Unabhängig von etwaigen Verzögerungen bei der Auszahlung, soll die Mütterrente zum 1. Juli diesen Jahres gelten ? vorausgesetzt natürlich, das Reformpaket wird im Mai wie geplant durch den Bundestag beschlossen. Bei der Finanzierung der Leistungsverbesserung sind nach Meinung des SoVD allerdings Korrekturen zu berücksichtigen. Da es sich bei der Anerkennung der Kindererziehungszeiten um eine gesamtgesellschaftliche Aufgabe handelt, sollte diese aus Steuermitteln erstattet und eben nicht aus Beitragsmitteln bezahlt werden.

Verbesserungen bei Rente wegen Erwerbsminderung

Ebenfalls geplant ist, die Empfänger von Erwerbsminderungsrenten und Hinterbliebenenrenten künftig besserzustellen. So werden ihre Zurechnungszeiten sowohl verlängert als auch besser bewertet.Auch diesen Plänen steht der SoVD grundsätzlich positiv gegenüber. Ein entscheidendes Manko liegt jedoch darin begründet, dass die Maßnahmen nur für künftige Rentner gelten sollen. Wer schon jetzt entsprechende Leistungen erhält, geht leider leer aus. Gerade im Hinblick auf das hohe Armutsrisiko bei Erwerbsminderung wäre eine Korrektur an dieser Stelle dringend geboten.

Gegen weitere Absenkung des Rentenniveaus

Der SoVD unterstützt die Bundesregierung dabei, Leistungsverbesserung im Bereich der gesetzlichen Rentenversicherung umzusetzen.

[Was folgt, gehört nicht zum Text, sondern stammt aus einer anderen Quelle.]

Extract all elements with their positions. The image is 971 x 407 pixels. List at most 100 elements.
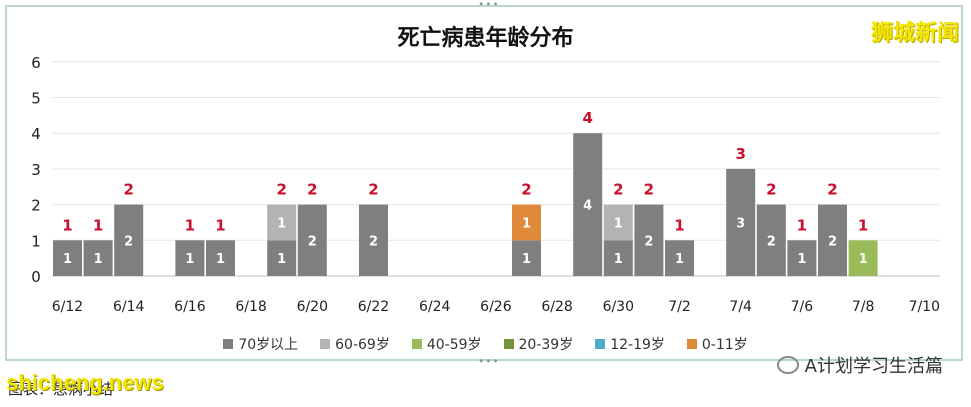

Versuche, in Fragen der Finanzierung Alt und Jung gegeneinander auszuspielen, sind nicht zielführend. Gerade jüngere Beitragszahler werden selbst einmal von den besseren Leistungen profitieren. Die generelle Absenkung des Rentenniveaus muss jedoch gestoppt werden, um einem Kaufkraftverlust bei den Renten und einer Armut im Alter entgegenzuwirken.